Me pareció excesivo aceptar su invitación a comer, aunque acepté de buen grado el “buen café cargado” que me ofreció. Y también pasar al baño, y secarme un poco.
Seguí su indicación –después de la salita, a la izquierda–. La salita era una pequeña habitación muy bien amueblada, como toda la casa, con muchas antigüedades, con una vitrina de un lado, y una bien nutrida biblioteca del otro. Me demoré frente a la biblioteca leyendo los lomos, y recuerdo –creo recordar– varios libritos de Gurdjieff, La Cosmogonía Glacial de Horbiger, algunos ejemplares de Blavatsky, la colección completa de Lobsang Rampa, Mundos en Colisión, de Welikovsky, las Enéadas, de Plotino, Zarathustra y otros libros de Nietzsche, La Raza que nos Suplantará, de Lytton, Hombres, Bestias y Dioses, de Ossendovski, El Retorno de los Brujos, de Pawles y Bergier, un ejemplar excesivamente voluminoso y excesivamente encuadernado en cuero de Mein Kampf, con letras doradas al fuego, Schopenhauer, Ignacio de Loyola, Haushoffer, Hesse, Lovecraft, Guénon, y un curioso ejemplar de Kipling con la cruz gamada en su lomo.

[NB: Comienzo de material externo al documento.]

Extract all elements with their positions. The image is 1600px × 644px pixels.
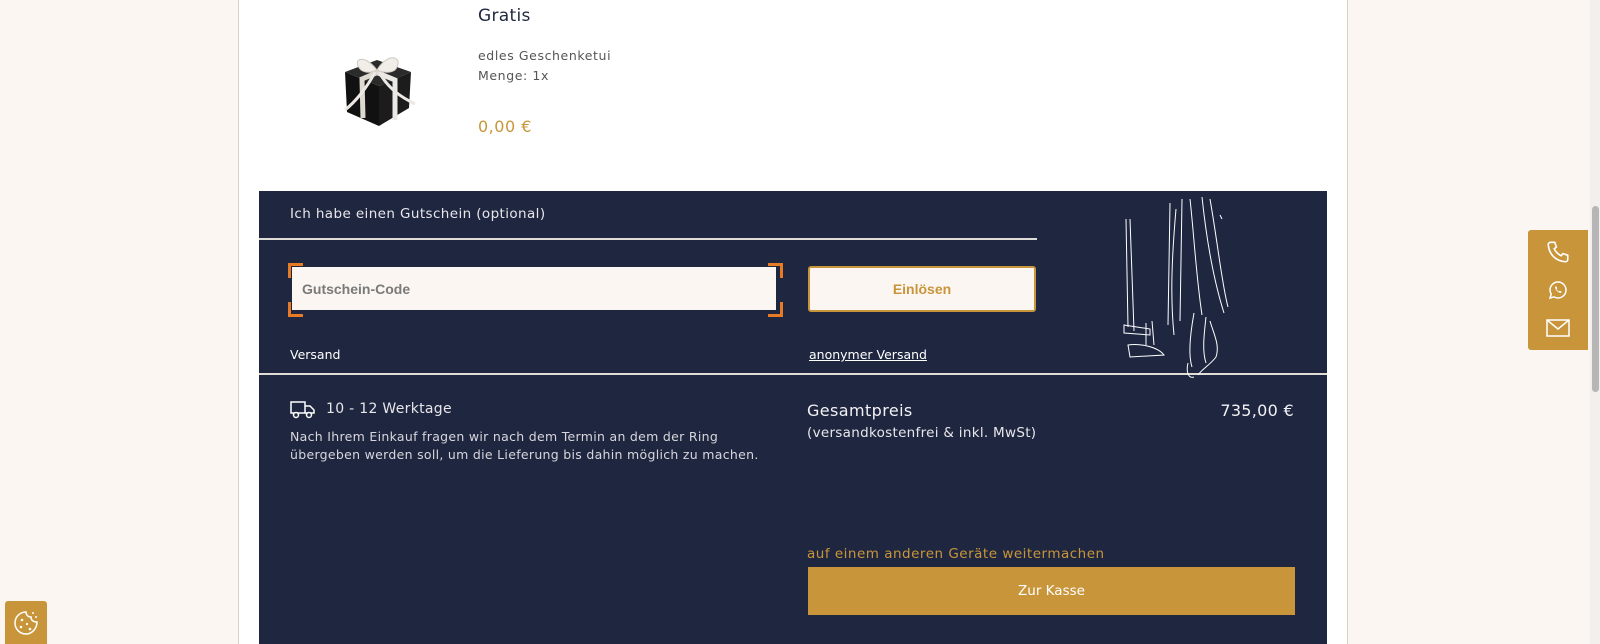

Las ediciones eran, principalmente, en alemán, y también en inglés, en francés y en español.
Como una lógica continuación, me puse a curiosear entre las piezas de esa vitrina cubierta de cristales biselados que ostentaban, en el preciso lugar que indica la proporción áurea, un enigmático mandala esmerilado.
Todo un estante estaba ocupado por trece vasos de madera pulimentada, muy sencillos y muy antiguos. Uno de ellos estaba roto. El resto lo ocupaban medallas, posavasos de metal precioso y porcelana, y otras chucherías, ornamentados todos con svásticas y leyendas en alemán. En el estante superior, un pergamino con las insignias del III Reich y una calavera, escrito en alemán, aclamaba el nombre de Rudolf Rozenkreutz, tal vez el padre de mi anfitrión.
Al volverme, en la pared que había atravesado al entrar y que había quedado a mis espaldas, dominaba la foto –o una pintura, o la foto de una pintura– de Adolf Hitler.
De pronto, con horror, caí en cuenta que me encontraba a solas, en el medio de la nada, sin que nadie sospechara dónde estaba, en la casa de un loco.